I think his escape from Auschwitz must be one of the greatest from any Nazi concentration camp of the war. To understand just how he did it, I retraced his escape from the moment he made a dash from the camp to his incredible arrival at a safe house outside Nowy Wiśnicz. I’ll save my discoveries along the way for those who read the book!
In what actions was he involved after escaping Auschwitz?
After escaping Auschwitz, Pilecki found himself plunged into the cataclysmic end phase of the war. This meant his message from Auschwitz was lost. He took part of the Warsaw Uprising, was captured again by the Germans, and was finally liberated by US forces in May in 1945.
What was his fate after the war? What lead to his tragic death in 1948?
When Americans and Brits think about the end of war, it’s marches and parades. But that wasn’t the experience of Poland and much of Eastern and Central Europe. In a profound act of betrayal, Churchill and Franklin Delano Roosevelt had secretly agreed to cede Poland to Stalin, which meant that the end of the German occupation in Poland only heralded the start of the Soviet one. As so many of your readers will know, the country was subject to a brutal reign of terror after the war. Pilecki, like every Pole, faced a choice of whether to fight on or accept the grim reality. He set up a resistance cell in Warsaw at the end of 1945 only to be caught two years later, put through a show trial and executed. I can never read the end of the book without being struck anew by this injustice.
For many Polish people Pilecki is a symbol of resistance against two totalitarian regimes – nazism and communism. What values does Pilecki incarnate in your eyes? What is his most important legacy in your opinion?
For all his many exploits in the name of freedom, I find myself coming back to that extraodinary act of courage that brought him to the camp in the first place. In that act of volunteering, Pilecki set himself on a trajectory that was different to every other person sent to the camp. He was there by choice. He chose to go to Auschwitz. He chose to form an underground cell. He chose to smuggle reports out of the camp. In doing so, he reminds us that empathizing with the suffering of those beyond our immediate family and friends is also a choice. As the fate of his reports show, it’s not the instinctive response of many people to seek to come to the rescue of others, especially if they themselves are in danger or facing hardship.

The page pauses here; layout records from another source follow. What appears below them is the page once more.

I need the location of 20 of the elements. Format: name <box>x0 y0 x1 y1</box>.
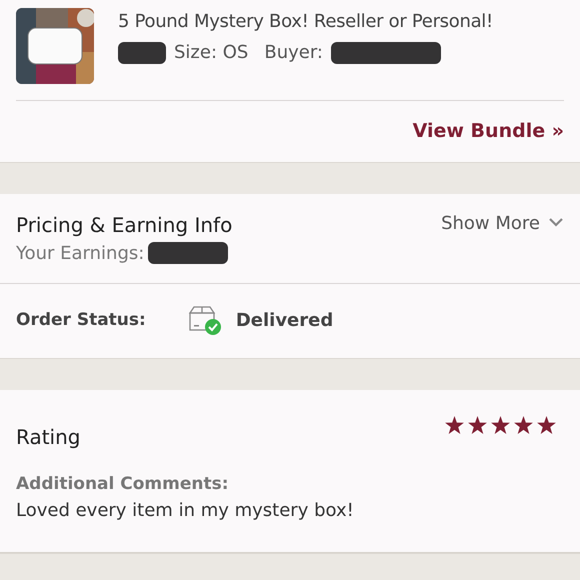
star-icon <box>491 416 510 434</box>
item-title: 5 Pound Mystery Box! Reseller or Personal! <box>118 10 493 34</box>
comment-text: Loved every item in my mystery box! <box>16 499 355 523</box>
view-bundle-link[interactable]: View Bundle » <box>412 117 564 146</box>
order-status-label: Order Status: <box>16 308 146 332</box>
earnings-label: Your Earnings: <box>16 242 144 266</box>
item-size: Size: OS <box>174 41 248 65</box>
rating-title: Rating <box>16 424 80 450</box>
section-title: Pricing & Earning Info <box>16 212 232 238</box>
chevron-icon <box>548 216 564 228</box>
redaction-mark <box>118 42 166 64</box>
order-status-value: Delivered <box>236 309 334 333</box>
show-more-toggle[interactable]: Show More <box>441 210 564 266</box>
buyer-label: Buyer: <box>264 41 323 65</box>
comments-label: Additional Comments: <box>16 472 230 496</box>
delivered-box-icon <box>188 306 224 336</box>
star-icon <box>468 416 487 434</box>
star-icon <box>537 416 556 434</box>
star-icon <box>514 416 533 434</box>
star-icon <box>445 416 464 434</box>
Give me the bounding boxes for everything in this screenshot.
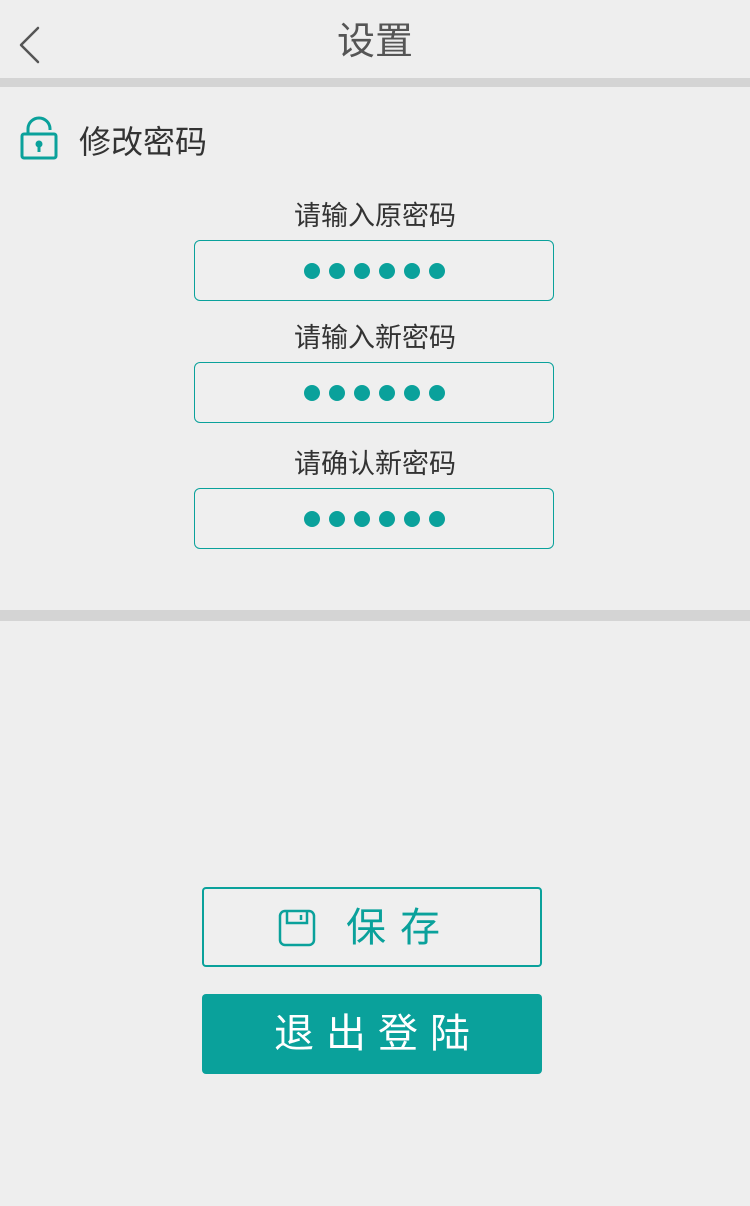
password-mask — [195, 262, 553, 279]
mask-dot — [328, 510, 345, 527]
logout-button-label: 退出登陆 — [274, 1011, 482, 1057]
save-button[interactable]: 保存 — [202, 887, 542, 967]
section-divider — [0, 610, 750, 621]
mask-dot — [428, 262, 445, 279]
new-password-input[interactable] — [194, 362, 554, 423]
page-title: 设置 — [336, 19, 413, 63]
new-password-label: 请输入新密码 — [294, 323, 456, 354]
mask-dot — [378, 262, 395, 279]
lock-icon — [20, 116, 58, 160]
header-bar: 设置 — [0, 0, 750, 78]
password-mask — [195, 510, 553, 527]
mask-dot — [403, 262, 420, 279]
mask-dot — [328, 384, 345, 401]
mask-dot — [378, 510, 395, 527]
floppy-disk-icon — [278, 909, 316, 947]
mask-dot — [328, 262, 345, 279]
save-button-label: 保存 — [346, 905, 454, 951]
confirm-password-label: 请确认新密码 — [294, 449, 456, 480]
section-title: 修改密码 — [79, 123, 208, 161]
mask-dot — [403, 510, 420, 527]
section-header: 修改密码 — [20, 112, 420, 172]
mask-dot — [353, 384, 370, 401]
mask-dot — [378, 384, 395, 401]
mask-dot — [303, 262, 320, 279]
mask-dot — [428, 384, 445, 401]
confirm-password-input[interactable] — [194, 488, 554, 549]
mask-dot — [303, 510, 320, 527]
mask-dot — [303, 384, 320, 401]
header-divider — [0, 78, 750, 87]
old-password-input[interactable] — [194, 240, 554, 301]
logout-button[interactable]: 退出登陆 — [202, 994, 542, 1074]
settings-page: 设置 修改密码 请输入原密码 请输入新密码 请确认新密码 保存 退出登陆 — [0, 0, 750, 1206]
password-mask — [195, 384, 553, 401]
mask-dot — [403, 384, 420, 401]
old-password-label: 请输入原密码 — [294, 201, 456, 232]
mask-dot — [353, 262, 370, 279]
mask-dot — [428, 510, 445, 527]
mask-dot — [353, 510, 370, 527]
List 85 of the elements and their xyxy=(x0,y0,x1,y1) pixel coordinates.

But just because it isn’t our instinctive reaction, it doesn’t mean we are absolved from taking action. The Nazis were counting on the world turning away from their crimes. Pilecki asks us, no matter how gruesome the subject, no matter how difficult our own circumstance, that we never stop trying to understand the plight of others. He died believing that he had failed to deliver his message. My hope is that this book will show that it wasn’t Pilecki that failed. He succeeded in alerting the world. The failure to take action lies elsewhere.
Which episode of Pilecki’s life interests you the most? Was it the Auschwitz or Stalinist periods, for which he is mostly known? Or maybe it is one of aspects of his ordinary pre-war life?
My book focuses on his experience in Auschwitz, but I’ve come to admire Pilecki at so many stages of his life. It’s been such a privilege to follow in his footsteps these past five years, and I hope readers will be inspired like I have been.